By: By Dale Wetzel , Associated Press, The Jamestown Sun
BISMARCK — North Dakota’s Supreme Court ruled that a state agency could encourage the transfer of land that was once dug up for coal mining by labeling it as recreational property.
Its decision went against the wishes of an environmental group that argued the reclaimed land should be used for farming.
The Supreme Court’s decision will help Falkirk Mining Co. transfer about 730 acres of property to North Dakota’s Department of Transportation.
The department wanted the property to replace roadside ditch land that has been left unmowed to allow wildlife to take cover in the long grass. Adding the new land will allow the Transportation Department to begin mowing the unkempt ditches.
Falkirk operates a west-central North Dakota mine near Underwood that supplies lignite to Great River Energy’s nearby Coal Creek electric power station.
Court documents say the agreement called for the state Game and Fish Department to manage the 730 acres as a wildlife area.
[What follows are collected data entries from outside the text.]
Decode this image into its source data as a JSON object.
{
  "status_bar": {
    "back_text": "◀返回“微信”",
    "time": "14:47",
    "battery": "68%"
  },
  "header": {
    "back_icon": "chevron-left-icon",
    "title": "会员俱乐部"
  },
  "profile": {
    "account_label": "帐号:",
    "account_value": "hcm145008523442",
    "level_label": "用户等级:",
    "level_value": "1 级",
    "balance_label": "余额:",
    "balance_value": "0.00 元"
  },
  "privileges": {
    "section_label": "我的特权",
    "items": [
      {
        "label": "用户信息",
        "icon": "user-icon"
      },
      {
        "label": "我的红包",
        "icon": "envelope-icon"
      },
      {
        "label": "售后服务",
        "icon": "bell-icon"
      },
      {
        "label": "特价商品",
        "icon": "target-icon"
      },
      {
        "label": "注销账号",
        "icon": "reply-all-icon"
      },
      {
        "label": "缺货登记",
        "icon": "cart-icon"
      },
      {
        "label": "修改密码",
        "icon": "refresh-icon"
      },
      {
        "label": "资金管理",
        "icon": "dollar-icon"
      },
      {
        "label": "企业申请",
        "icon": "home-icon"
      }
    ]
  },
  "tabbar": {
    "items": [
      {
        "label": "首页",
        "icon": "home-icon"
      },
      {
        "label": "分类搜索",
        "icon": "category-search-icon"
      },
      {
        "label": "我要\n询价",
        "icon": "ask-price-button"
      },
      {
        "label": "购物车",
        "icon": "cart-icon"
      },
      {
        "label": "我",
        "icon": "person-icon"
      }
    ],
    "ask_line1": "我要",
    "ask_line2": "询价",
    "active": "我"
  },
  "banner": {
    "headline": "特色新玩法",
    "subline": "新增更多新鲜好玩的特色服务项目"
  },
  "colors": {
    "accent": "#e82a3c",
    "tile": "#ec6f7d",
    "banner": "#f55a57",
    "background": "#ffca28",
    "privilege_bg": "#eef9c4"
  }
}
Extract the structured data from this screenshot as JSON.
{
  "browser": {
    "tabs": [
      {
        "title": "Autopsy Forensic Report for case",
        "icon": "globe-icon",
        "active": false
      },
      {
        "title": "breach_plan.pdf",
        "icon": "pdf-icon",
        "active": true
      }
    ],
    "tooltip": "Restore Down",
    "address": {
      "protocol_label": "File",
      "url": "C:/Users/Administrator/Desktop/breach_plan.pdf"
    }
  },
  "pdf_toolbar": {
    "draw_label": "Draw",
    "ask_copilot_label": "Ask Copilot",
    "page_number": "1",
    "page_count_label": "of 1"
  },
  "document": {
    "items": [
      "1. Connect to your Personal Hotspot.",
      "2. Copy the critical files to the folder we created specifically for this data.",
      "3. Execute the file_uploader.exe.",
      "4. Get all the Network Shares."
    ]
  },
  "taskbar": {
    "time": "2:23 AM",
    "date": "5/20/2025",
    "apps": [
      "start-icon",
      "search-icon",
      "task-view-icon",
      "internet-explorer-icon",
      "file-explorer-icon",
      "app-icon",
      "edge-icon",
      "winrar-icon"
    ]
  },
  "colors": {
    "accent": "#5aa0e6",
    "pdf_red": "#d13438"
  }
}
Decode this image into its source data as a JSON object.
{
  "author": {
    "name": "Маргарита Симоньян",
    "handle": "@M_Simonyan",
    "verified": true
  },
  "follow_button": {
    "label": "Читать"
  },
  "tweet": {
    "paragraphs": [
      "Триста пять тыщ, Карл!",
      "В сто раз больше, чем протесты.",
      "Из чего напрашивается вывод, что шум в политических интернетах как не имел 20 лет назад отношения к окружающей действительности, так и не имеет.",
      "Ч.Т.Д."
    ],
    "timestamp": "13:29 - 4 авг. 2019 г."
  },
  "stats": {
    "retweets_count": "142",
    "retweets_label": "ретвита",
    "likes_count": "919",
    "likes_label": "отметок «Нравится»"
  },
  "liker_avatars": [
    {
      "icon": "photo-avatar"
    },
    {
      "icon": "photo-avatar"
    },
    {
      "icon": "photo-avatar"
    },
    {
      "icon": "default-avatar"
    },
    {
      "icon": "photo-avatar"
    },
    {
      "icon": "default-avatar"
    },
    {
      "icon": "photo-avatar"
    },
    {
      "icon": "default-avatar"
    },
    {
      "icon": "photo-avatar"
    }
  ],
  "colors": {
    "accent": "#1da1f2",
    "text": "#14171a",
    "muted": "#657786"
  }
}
The court fight focused on 86 acres of land within the area.
The Dakota Resource Council, a Dickinson-based environmental group, argued that state law requires that all of the property be converted back to farmland, and that the Public Service Commission should have classified the 86 acres as agricultural land or wildlife habitat instead of as recreational land.
“One of the questions we got was ... ‘Why are you making such a big deal over 86 acres?’ And the point was, if you can do this on 86 acres, you can do it on 8,600 acres,” Derrick Braaten, the council’s lawyer, said Wednesday.
By labeling it as agricultural or wildlife habitat, the commission would have provided greater assurance that the reclaimed land would remain as fertile farmland, Dakota Resource Council filings say.
The property was classified as recreational land only to smooth the way for the land transfer, Braaten said.
He said the court’s decision could encourage future classification of reclaimed coal mine land for recreation to avoid stricter environmental monitoring of the property.
Tony Clark, the chairman of the Public Service Commission, said the land transfer was good for the state agencies involved and for long-term land management.
“There have to be good reasons for changing post-mine land use,” said Clark, adding that the Supreme Court decision “gives the commission some discretion.”